Comment expliquer l'omniprésence du sexe, ou plus précisément de l'homosexe, dans ces trois romans ? L'auteur a choisi de ne parler que de cela, et de ce qui s'y rattache : drogues, boîtes de nuit, musique, vêtements de marque, maladie du sida, sado-masochisme, etc... Dans l'univers de Guillaume Dustan, l'identité des personnages, à commencer par le narrateur, repose sur le sexe : après tout, ce sont des homo-sexuels, à savoir des êtres qui se définissent uniquement par leur sexualité, dont la "fierté", et l'essentiel de l'existence, consistent en cela. Un des mythèmes amusants de Thomas Clerc est l'expression "communauté homosexuelle" : Guillaume Dustan fournit au lecteur un document sur la vie de cette "communauté", à la fin du XX°s et dans les lieux où elle se concentre. On ne lui reprochera pas plus de se consacrer à cette minorité de minorité, qu'à Proust d'écrire sur les duchesses du Faubourg Saint-Germain.

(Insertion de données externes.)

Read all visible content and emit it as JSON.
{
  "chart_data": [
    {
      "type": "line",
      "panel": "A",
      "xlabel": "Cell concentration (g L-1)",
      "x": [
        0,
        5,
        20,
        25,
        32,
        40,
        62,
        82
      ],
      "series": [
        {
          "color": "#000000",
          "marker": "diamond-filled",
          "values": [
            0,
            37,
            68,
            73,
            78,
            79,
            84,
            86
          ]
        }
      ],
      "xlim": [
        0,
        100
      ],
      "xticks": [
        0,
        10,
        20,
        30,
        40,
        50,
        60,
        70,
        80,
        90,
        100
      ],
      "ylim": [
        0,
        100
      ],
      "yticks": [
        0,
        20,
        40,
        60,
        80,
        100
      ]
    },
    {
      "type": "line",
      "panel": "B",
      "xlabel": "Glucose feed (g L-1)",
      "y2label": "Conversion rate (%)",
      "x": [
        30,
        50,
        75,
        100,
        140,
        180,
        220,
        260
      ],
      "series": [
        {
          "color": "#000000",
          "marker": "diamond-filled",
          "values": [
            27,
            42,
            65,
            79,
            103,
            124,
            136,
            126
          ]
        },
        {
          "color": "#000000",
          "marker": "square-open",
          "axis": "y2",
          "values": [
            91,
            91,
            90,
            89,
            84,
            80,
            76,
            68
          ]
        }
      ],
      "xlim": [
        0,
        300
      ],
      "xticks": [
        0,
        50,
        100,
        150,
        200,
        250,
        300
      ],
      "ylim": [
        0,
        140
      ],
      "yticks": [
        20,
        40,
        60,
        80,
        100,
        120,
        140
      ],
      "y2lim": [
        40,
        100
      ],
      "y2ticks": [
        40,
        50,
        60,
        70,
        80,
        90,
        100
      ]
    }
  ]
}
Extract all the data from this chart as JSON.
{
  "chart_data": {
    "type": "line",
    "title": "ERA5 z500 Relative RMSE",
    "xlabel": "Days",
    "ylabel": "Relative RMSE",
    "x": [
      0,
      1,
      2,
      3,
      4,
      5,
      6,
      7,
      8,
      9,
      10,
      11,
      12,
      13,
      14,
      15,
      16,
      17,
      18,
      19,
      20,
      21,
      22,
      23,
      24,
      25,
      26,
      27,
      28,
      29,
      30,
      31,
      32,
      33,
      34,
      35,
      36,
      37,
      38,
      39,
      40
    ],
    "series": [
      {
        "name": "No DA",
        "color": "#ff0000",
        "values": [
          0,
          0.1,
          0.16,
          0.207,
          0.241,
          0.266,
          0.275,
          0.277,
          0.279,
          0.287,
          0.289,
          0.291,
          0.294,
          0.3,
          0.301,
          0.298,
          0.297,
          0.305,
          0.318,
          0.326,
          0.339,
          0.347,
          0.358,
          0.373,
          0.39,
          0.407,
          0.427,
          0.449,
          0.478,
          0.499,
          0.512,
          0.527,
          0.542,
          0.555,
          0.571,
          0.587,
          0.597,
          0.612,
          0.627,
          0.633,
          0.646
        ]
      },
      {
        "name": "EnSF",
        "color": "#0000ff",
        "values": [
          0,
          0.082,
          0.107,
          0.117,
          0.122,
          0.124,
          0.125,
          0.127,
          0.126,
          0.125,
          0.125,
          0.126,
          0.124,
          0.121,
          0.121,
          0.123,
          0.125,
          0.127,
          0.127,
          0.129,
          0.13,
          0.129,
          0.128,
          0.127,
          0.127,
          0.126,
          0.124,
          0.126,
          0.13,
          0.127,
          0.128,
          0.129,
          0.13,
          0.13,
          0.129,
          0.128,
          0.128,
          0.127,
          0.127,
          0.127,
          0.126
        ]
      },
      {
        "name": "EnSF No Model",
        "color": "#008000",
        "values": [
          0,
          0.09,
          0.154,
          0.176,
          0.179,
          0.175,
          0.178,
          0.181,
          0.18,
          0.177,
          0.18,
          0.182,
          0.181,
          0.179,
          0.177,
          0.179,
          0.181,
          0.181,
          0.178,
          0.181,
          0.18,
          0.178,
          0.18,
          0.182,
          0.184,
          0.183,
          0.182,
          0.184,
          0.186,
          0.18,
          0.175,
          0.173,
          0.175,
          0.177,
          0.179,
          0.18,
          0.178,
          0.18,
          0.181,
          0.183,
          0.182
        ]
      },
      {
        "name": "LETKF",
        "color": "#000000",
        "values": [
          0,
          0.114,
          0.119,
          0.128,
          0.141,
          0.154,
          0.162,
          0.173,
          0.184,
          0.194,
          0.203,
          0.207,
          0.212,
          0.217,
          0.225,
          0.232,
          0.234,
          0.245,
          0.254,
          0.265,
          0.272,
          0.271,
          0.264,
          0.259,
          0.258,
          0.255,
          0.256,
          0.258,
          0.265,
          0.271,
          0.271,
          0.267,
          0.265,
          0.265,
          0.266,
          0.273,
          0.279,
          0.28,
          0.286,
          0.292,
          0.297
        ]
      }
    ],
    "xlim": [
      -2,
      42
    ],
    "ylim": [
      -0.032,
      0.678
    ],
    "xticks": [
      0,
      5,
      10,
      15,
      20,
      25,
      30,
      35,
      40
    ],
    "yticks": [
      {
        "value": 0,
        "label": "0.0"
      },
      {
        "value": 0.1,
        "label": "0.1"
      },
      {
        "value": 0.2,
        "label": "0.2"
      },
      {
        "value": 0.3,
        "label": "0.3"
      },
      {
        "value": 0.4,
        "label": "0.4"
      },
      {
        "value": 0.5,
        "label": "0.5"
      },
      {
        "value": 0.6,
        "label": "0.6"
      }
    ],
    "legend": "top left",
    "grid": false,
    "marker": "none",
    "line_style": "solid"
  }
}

Reste à dire un mot sur la nature romanesque de ces ouvrages, sous-titrés "romans". Un récit, même consacré à des faits réels, à l'exclusion de toute fiction, par sa structure, peut passer tout aussi bien pour un "roman" que pour une "autobiographie", ou une "autofiction". Il n'existe aucune définition formelle fiable du genre romanesque. On peut toutefois rappeler que le roman tel que nous le connaissons, relate les difficultés et les déboires d'un individu face à une société, ou à des groupes sociaux. Guillaume Dustan, en bon écrivain moderniste, répudie cette fonction critique, souvent ironique, toujours décalée, du roman et de son héros : son narrateur est un spécimen représentatif de la faune "communautaire", face à laquelle il n'a absolument aucun recul, ni aucun regard critique. Il est très bien intégré, il est parfaitement comme les autres. On est donc loin du roman véritable, ce qui n'est pas surprenant, puisque la culture woke rejette tout héritage, surtout quand il pourrait éveiller l'esprit.
L'unique point de divergence du narrateur avec ses congénères, c'est qu'il écrit. Mais ce que l'écriture pourrait avoir de démystificateur, d'éclairant sur les mensonges d'un groupe humain et sur sa mythologie, est totalement écrasé par l'obsession sexuelle et l'abrutissement des drogues. L'univers décrit peut fasciner et troubler, ces romans de Dustan sont très intéressants, malgré l'autolimitation et les parti-pris de l'auteur.
Thomas Clerc fait de Guillaume Dustan un écrivain dérangeant et iconoclaste. Non, c'est un conformiste.